Move assignemnt is called instead of copy, when concepts are used for source type-CodePudding

In the following code, when I change the source from CAssign as source for assignment operators to AnyThing auto, then the move constructor will be called instead of copy.

I'm guessing it has to do with constness but I might be wrong. What causes this and how to achieve what I want?

#include <iostream>
#include <concepts>

template<typename T>
concept AnyThing = true;

struct CAssign
{
    CAssign() = default;

    CAssign& operator=(const CAssign& source)
    {
        std::cout << "Copy called\n";

        return *this;
    }
    CAssign& operator=(CAssign&& source)
    {
        std::cout << "Move called\n";

        return *this;
    }
};

int main() {
    
    CAssign a1, a2;

    a1 = a2;
}

EDIT: This is the change I do:

CAssign& operator=(const AnyThing auto& source)
//...
CAssign& operator=(AnyThing auto&& source)

Tried it with both Clang and GCC. Move is called instead of copy.

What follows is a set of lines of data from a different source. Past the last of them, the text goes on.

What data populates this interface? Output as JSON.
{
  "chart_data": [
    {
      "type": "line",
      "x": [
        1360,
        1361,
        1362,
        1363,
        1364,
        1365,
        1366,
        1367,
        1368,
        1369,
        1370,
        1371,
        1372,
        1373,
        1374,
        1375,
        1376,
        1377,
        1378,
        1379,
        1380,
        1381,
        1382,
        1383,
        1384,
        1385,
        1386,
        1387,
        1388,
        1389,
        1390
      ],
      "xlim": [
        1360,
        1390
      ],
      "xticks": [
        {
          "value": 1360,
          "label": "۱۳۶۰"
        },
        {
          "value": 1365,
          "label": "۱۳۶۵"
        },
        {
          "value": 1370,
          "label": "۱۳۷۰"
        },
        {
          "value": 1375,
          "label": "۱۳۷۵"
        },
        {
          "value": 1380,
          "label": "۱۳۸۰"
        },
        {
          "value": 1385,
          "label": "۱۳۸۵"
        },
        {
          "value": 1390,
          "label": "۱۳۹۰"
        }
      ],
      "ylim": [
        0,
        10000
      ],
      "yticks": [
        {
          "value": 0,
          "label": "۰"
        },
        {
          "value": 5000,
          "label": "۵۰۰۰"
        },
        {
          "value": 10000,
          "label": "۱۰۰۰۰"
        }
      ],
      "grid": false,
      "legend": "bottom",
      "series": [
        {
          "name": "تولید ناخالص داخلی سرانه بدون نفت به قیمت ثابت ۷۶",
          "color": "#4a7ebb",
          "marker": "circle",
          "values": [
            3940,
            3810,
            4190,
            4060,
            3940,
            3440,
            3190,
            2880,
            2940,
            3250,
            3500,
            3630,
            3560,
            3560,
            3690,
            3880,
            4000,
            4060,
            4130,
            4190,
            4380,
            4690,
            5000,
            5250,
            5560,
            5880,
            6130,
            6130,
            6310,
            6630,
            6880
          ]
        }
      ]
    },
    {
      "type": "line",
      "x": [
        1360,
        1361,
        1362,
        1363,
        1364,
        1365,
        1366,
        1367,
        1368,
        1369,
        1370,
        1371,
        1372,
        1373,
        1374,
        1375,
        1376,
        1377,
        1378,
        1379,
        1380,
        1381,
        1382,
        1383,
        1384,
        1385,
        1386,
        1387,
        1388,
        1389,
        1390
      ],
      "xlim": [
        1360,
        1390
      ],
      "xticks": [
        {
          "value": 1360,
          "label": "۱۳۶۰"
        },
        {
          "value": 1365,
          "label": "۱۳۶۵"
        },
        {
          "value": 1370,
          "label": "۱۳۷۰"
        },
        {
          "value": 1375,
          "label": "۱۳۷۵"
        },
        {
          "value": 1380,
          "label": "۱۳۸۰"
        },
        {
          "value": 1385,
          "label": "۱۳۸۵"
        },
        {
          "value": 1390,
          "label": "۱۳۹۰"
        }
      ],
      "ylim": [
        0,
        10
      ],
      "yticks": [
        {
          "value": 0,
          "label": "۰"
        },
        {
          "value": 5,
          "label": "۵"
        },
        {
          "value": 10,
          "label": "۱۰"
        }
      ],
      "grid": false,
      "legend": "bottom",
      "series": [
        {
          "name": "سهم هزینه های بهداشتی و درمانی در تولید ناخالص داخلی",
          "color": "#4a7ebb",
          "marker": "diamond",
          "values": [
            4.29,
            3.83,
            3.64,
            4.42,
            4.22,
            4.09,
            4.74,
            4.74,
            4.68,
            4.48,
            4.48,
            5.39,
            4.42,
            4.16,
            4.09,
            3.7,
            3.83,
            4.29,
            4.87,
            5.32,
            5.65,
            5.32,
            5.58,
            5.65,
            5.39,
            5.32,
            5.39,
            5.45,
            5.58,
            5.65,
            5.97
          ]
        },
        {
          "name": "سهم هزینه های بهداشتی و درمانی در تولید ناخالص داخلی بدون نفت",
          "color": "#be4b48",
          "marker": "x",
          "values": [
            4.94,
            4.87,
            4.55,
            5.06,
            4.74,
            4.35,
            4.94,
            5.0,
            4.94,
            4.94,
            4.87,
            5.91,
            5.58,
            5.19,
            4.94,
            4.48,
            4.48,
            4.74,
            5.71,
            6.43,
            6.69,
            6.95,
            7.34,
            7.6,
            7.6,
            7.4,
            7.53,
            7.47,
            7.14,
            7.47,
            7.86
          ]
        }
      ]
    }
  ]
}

CodePudding user response：

CAssign& operator=(CAssign&& source)

the reference parameter is a rvalue reference. It will be called only if the argument given is a rvalue (which it isn't in a1 = a2;). This is a move assignment operator and how it should normally behave.

With

CAssign& operator=(Anything auto&& source)

or just

CAssign& operator=(auto&& source)

this is not a rvalue reference parameter. auto acts as a short-hand for a template parameter and if a template parameter T of a function is used directly as T&& for a function parameter, then it is a forwarding reference.

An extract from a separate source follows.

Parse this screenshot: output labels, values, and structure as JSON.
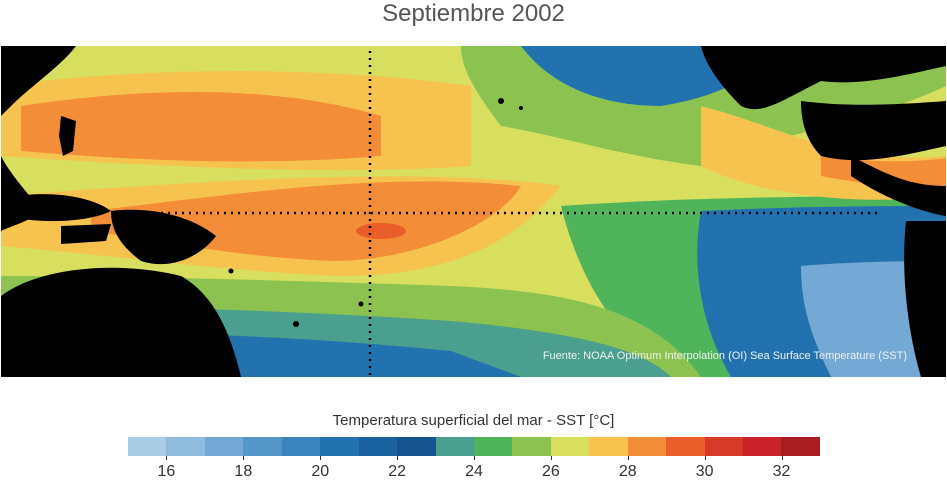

The forwarding reference can match either a rvalue or a lvalue. If it matches a rvalue, the function parameter will be a rvalue reference. If it matches a lvalue, it will be a lvalue reference.

In your case a1 = a2; the right-hand side is a lvalue and so it will call the specialization

CAssign& operator=<CAssign&>(CAssign& source)

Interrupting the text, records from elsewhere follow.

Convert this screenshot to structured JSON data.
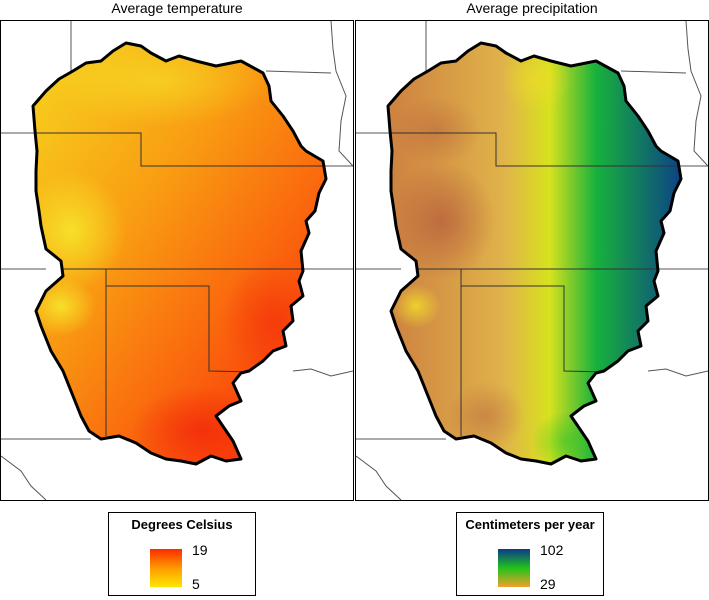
{
  "panels": [
    {
      "title": "Average temperature",
      "legend": {
        "title": "Degrees Celsius",
        "max_label": "19",
        "min_label": "5",
        "ramp_top_color": "#ff2a00",
        "ramp_mid_color": "#ff9a00",
        "ramp_bottom_color": "#ffe600"
      },
      "palette": {
        "warm": "#fa3b0a",
        "mid": "#f99d12",
        "cool": "#f6d820"
      }
    },
    {
      "title": "Average precipitation",
      "legend": {
        "title": "Centimeters per year",
        "max_label": "102",
        "min_label": "29",
        "ramp_top_color": "#0b3a8a",
        "ramp_mid_color": "#22c21b",
        "ramp_bottom_color": "#f0a22c"
      },
      "palette": {
        "dry": "#c8733e",
        "semi": "#e0b34a",
        "mid": "#d8e21e",
        "wet": "#18b23c",
        "wettest": "#0c3f88"
      }
    }
  ]
}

of the function template that the auto version defines. This overload is preferred to the copy assignment overload you defined, because it doesn't require a const conversion in the parameter. If you had made a2's type const, the copy assignment operator would be preferred, since it is not a function template.

In particular this means that such a operator= overload is not a move assignment operator (or a copy assignment operator).

You shouldn't define a template operator= overload that takes any type or if you do, add a constraint that the type doesn't match CAssign.